Gostemos ou não, o século 21 recolocou perante os marxistas o eterno problema da organização partidária. Se, por um lado, toda a história do século 20 confirmou as enormes vantagens da ação centralizada na luta revolucionária, por outro, a experiência stalinista e as novas formas que adquiriu o movimento de massas neste início de século exigem dos revolucionários flexibilidade e adequação. Não se trata de abrir mão do centralismo democrático, quer dizer, da ação disciplinada, mas de encontrar uma forma de aplicá-lo sob as condições específicas de nosso tempo histórico, em um país específico, com uma cultura política específica.

Diferente do que prega a mitologia stalinista, Lenin jamais pretendeu criar um modelo único de partido válido para todos os países em todos os tempos. Ao contrário, construir partidos revolucionários significa responder a questões profundamente nacionais e específicas, ainda que sobre bases teóricas e históricas universais.

Admitimos, portanto, o que há de universal na concepção leninista de partido: uma organização com fronteiras bem estabelecidas, com critérios de militância, com uma disciplina ativa e consciente para a ação comum. Esta disciplina se assenta sobre uma sólida base ideológica e programática, e se nutre dos laços de confiança e solidariedade na luta. Mas dados esses elementos universais, o que significa exatamente construir uma organização marxista revolucionária hoje? Tal é a pergunta que precisamos responder.

Disciplina e Democracia
Em primeiro lugar, está o problema da relação entre disciplina e democracia, a esfinge jamais decifrada, e que quer devorar a todas as organizações. Creio que neste terreno, é preciso retomar a ideia profundamente leninista de que a disciplina de um partido é garantida, em primeiro lugar, por sua relação com as grandes massas trabalhadoras, pela justeza de sua política, pela solidez ideológica de seus membros. Sem isso, a disciplina é um jugo. É destrutiva, ao invés de construtiva. Ou é simplesmente impossível. O próprio partido bolchevique, mais do que “disciplinado”, era coeso, ideológica e politicamente. Há uma diferença sutil, porém decisiva, entre esses dois termos. Como nos explica o historiador trotskista Pierre Broué em seu livro O Partido Bolchevique:

“De fato, nenhum argumento é mais eficaz na hora de desmentir abertamente a lenda do partido bolchevique monolítico e burocratizado do que o relato destas lutas políticas, destes conflitos ideológicos, destas indisciplinas públicas que, definitivamente, nunca são punidas. São as massas revolucionárias que sancionam as decisões que, por sua vez, tinham sugerido com sua iniciativa. Lenin, que, no calor da discussão, foi o primeiro a chamar Kamenev e Zinoviev de ‘covardes’ e ‘desertores’, uma vez superada esta etapa, é igualmente o primeiro a manifestar veementemente seu desejo de conservá-los no partido, onde são necessários, pois desempenham um papel de dificílima substituição. No fim de 1917, o partido tolera mais que nunca os desacordos, e inclusive a indisciplina, na medida em que a paixão e a tensão das jornadas revolucionárias os justificam e que, enquanto o acordo sobre o objetivo da revolução socialista permanece como fundamento, o acordo sobre os meios para realizá-la não pode surgir a não ser da discussão e do convencimento.”

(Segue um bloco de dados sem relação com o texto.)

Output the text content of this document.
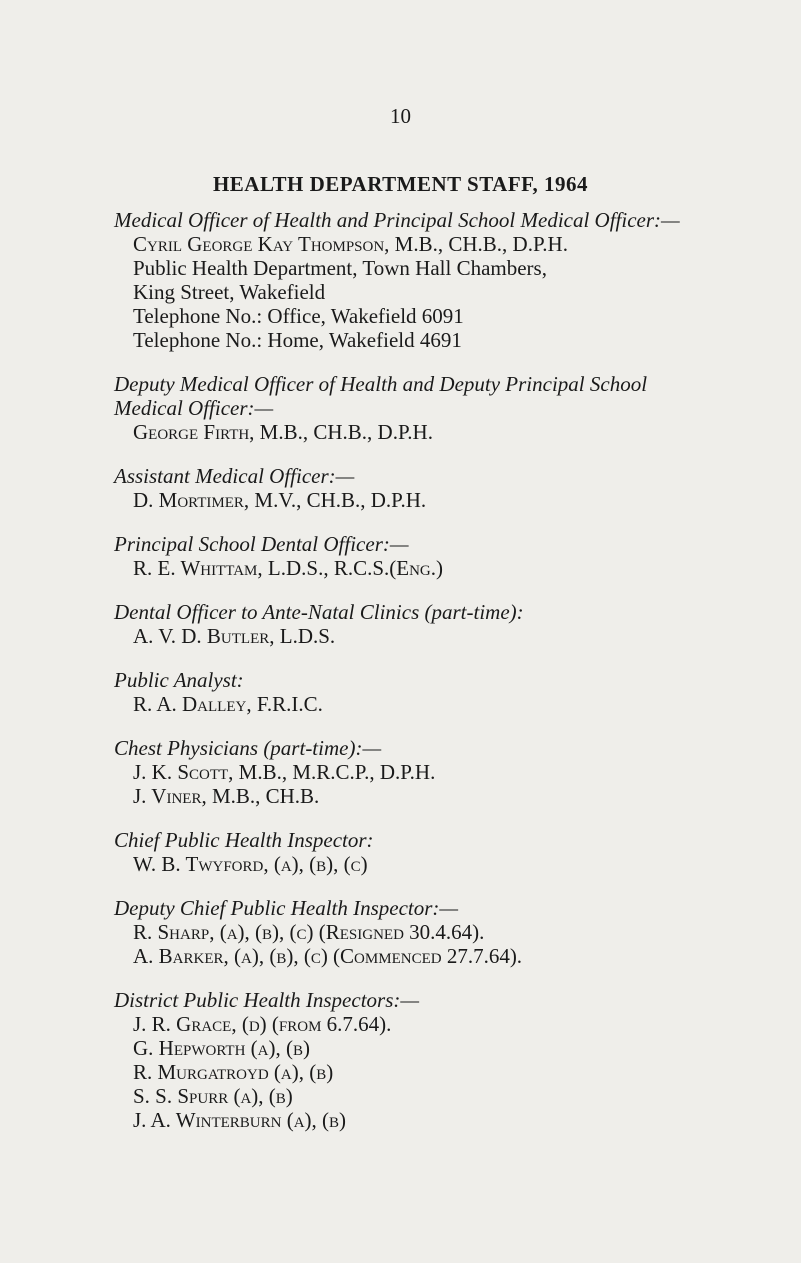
10
HEALTH DEPARTMENT STAFF, 1964

Medical Officer of Health and Principal School Medical Officer:—

Cyril George Kay Thompson, M.B., CH.B., D.P.H.

Public Health Department, Town Hall Chambers,

King Street, Wakefield

Telephone No.: Office, Wakefield 6091

Telephone No.: Home, Wakefield 4691

Deputy Medical Officer of Health and Deputy Principal School

Medical Officer:—

George Firth, M.B., CH.B., D.P.H.

Assistant Medical Officer:—

D. Mortimer, M.V., CH.B., D.P.H.

Principal School Dental Officer:—

R. E. Whittam, L.D.S., R.C.S.(Eng.)

Dental Officer to Ante-Natal Clinics (part-time):

A. V. D. Butler, L.D.S.

Public Analyst:

R. A. Dalley, F.R.I.C.

Chest Physicians (part-time):—

J. K. Scott, M.B., M.R.C.P., D.P.H.

J. Viner, M.B., CH.B.

Chief Public Health Inspector:

W. B. Twyford, (a), (b), (c)

Deputy Chief Public Health Inspector:—

R. Sharp, (a), (b), (c) (Resigned 30.4.64).

A. Barker, (a), (b), (c) (Commenced 27.7.64).

District Public Health Inspectors:—

J. R. Grace, (d) (from 6.7.64).

G. Hepworth (a), (b)

R. Murgatroyd (a), (b)

S. S. Spurr (a), (b)

J. A. Winterburn (a), (b)
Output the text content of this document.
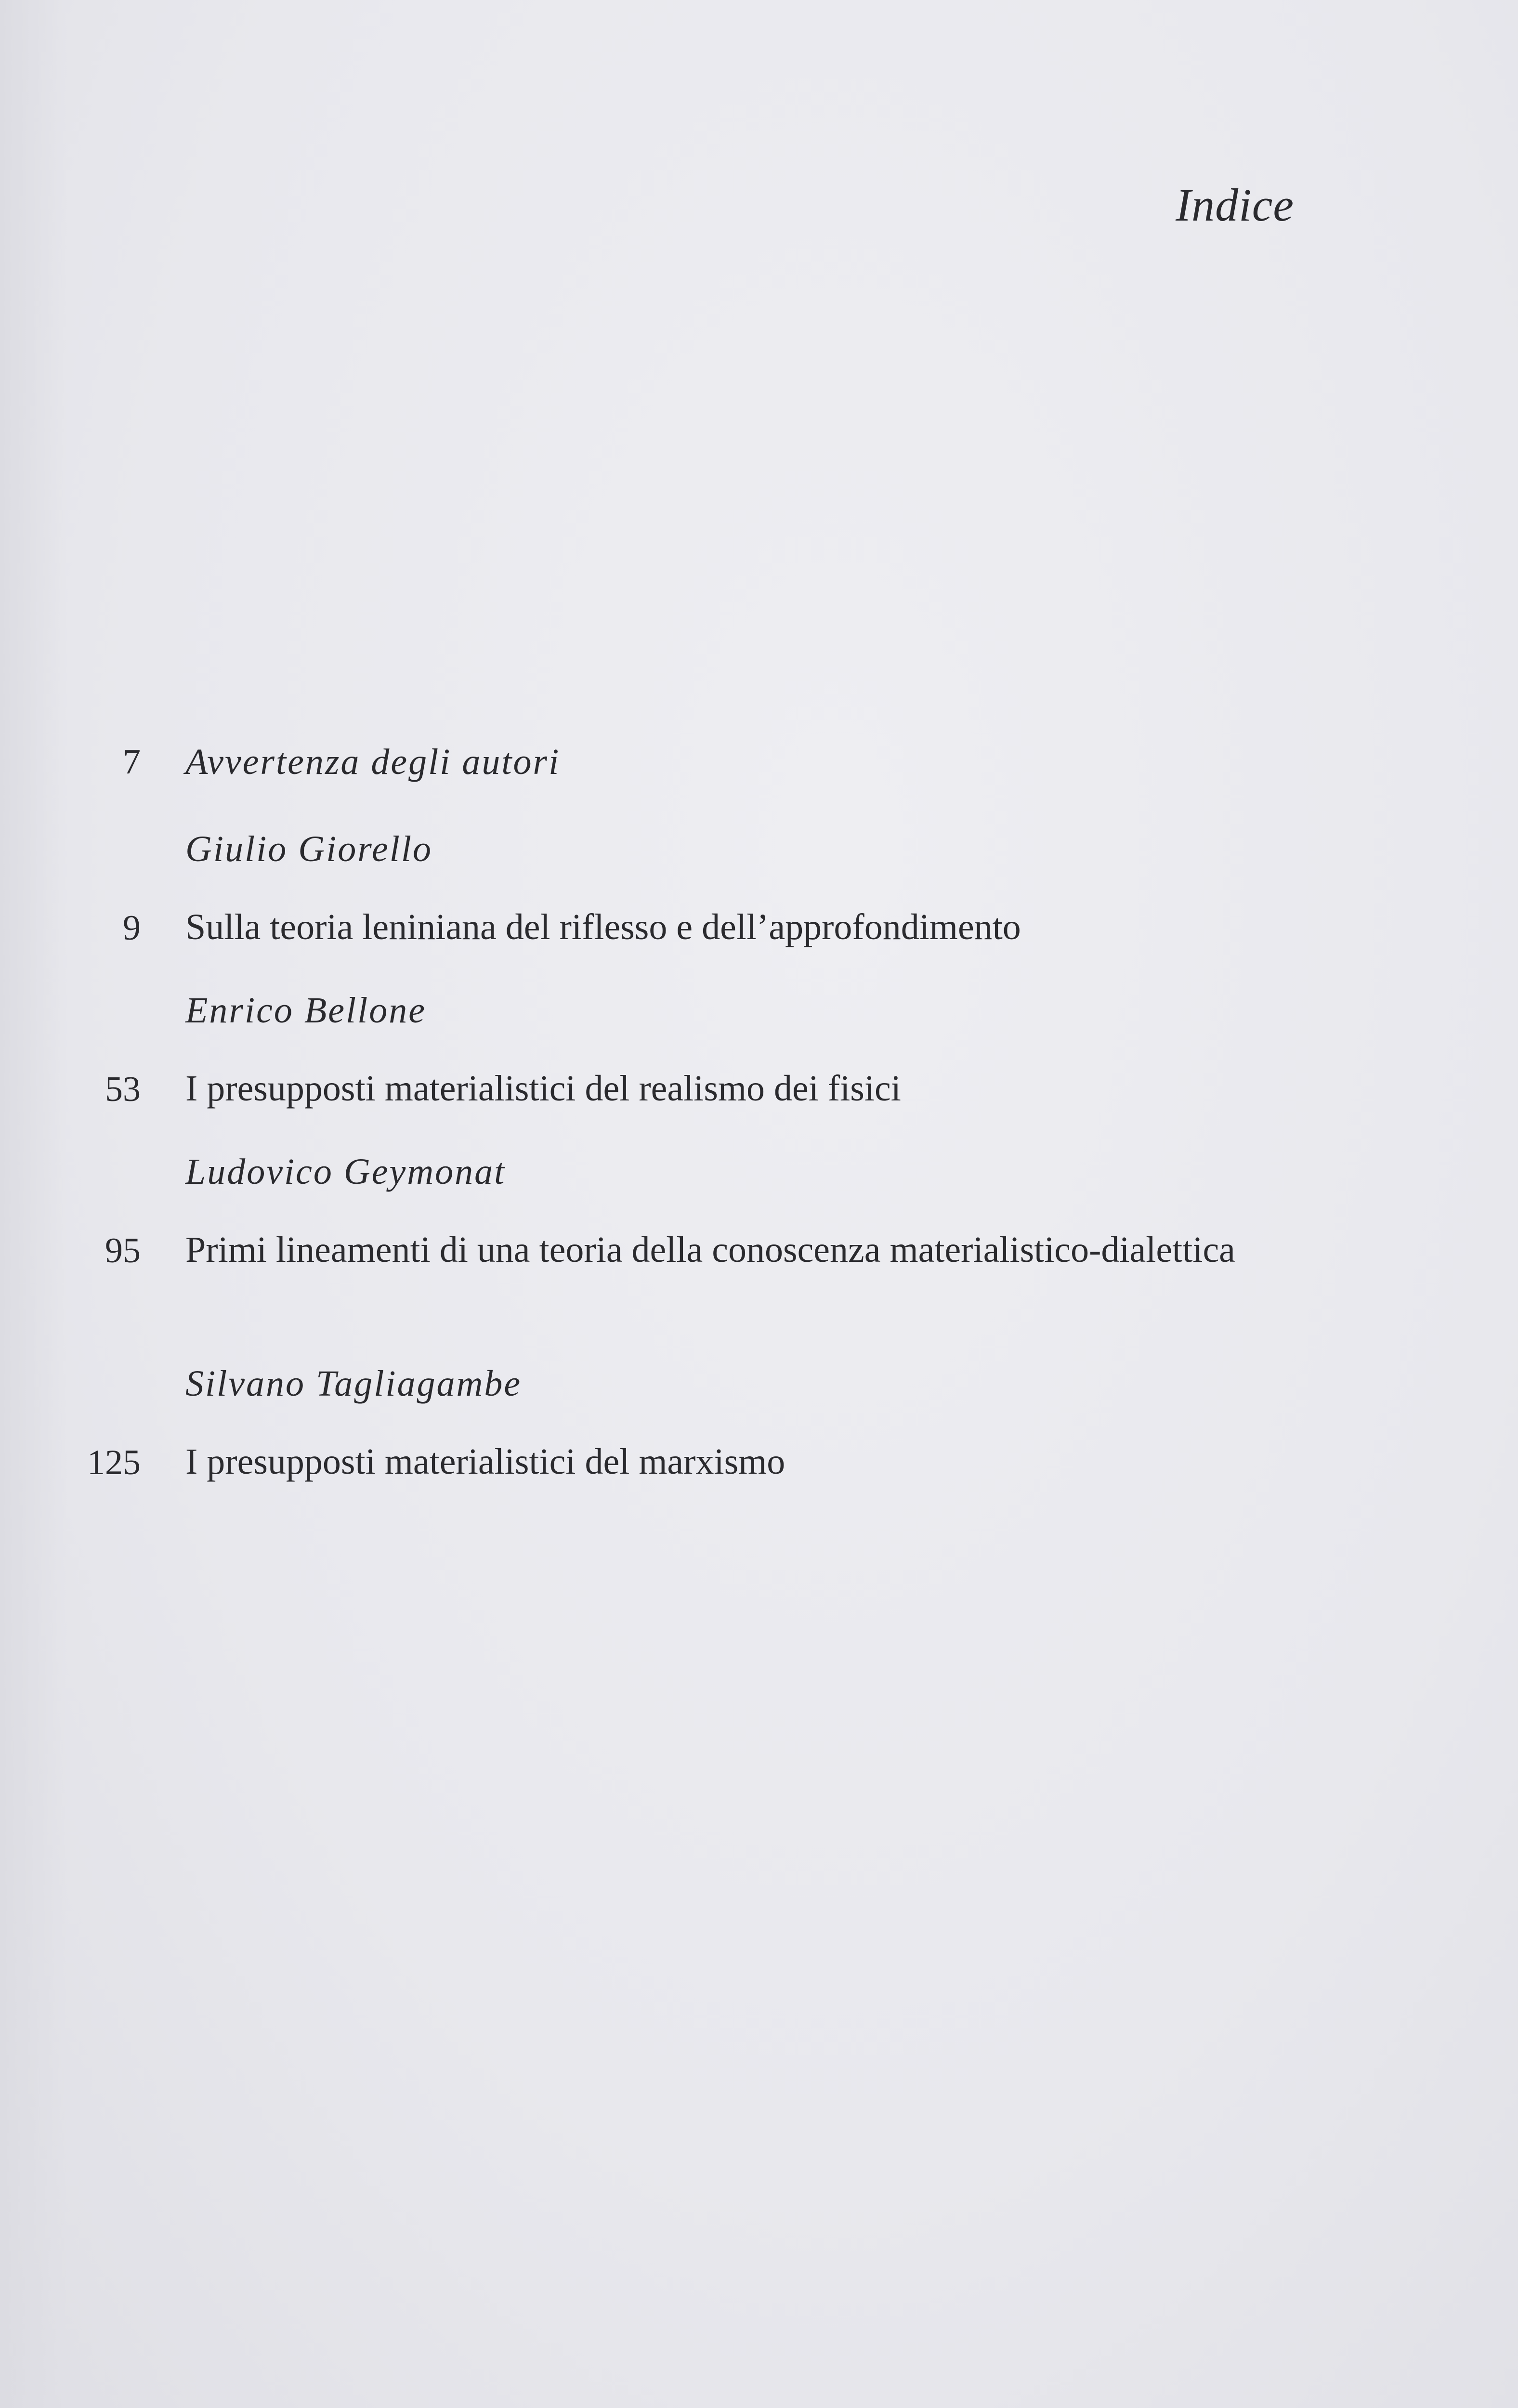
Indice
7 Avvertenza degli autori
Giulio Giorello
9 Sulla teoria leniniana del riflesso e dell’approfondimento
Enrico Bellone
53 I presupposti materialistici del realismo dei fisici
Ludovico Geymonat
95 Primi lineamenti di una teoria della conoscenza materialistico-dialettica
Silvano Tagliagambe
125 I presupposti materialistici del marxismo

Como se vê, em se tratando do partido bolchevique, o equilíbrio entre disciplina e liberdade é sempre dinâmico, e até instável. Não há fórmulas possíveis. O centralismo democrático é princípio, não fim. Necessariamente, seus enunciados são genéricos. Quem afirme ter encontrado a “fórmula secreta” do centralismo democrático ou é um ingênuo, ou um charlatão.

Penso que o desafio dos revolucionários neste início de século, no terreno organizativo, consiste em adaptar o princípio geral do centralismo democrático a uma realidade em que as informações circulam a uma velocidade jamais vista na história da humanidade, em que o grau de instrução média do proletariado se elevou enormemente em comparação com o início do século 20, em que a maioria esmagadora da população mundial vive em cidades, depois de uma experiência histórica em que o stalinismo transformou a obediência cega à direção partidária no principal (e depois único) mérito do militante socialista. Ora, o militante revolucionário é também um soldado da revolução. Mas é um soldado rebelde. E se forma como rebelde antes de se formar como soldado. E isso faz toda a diferença.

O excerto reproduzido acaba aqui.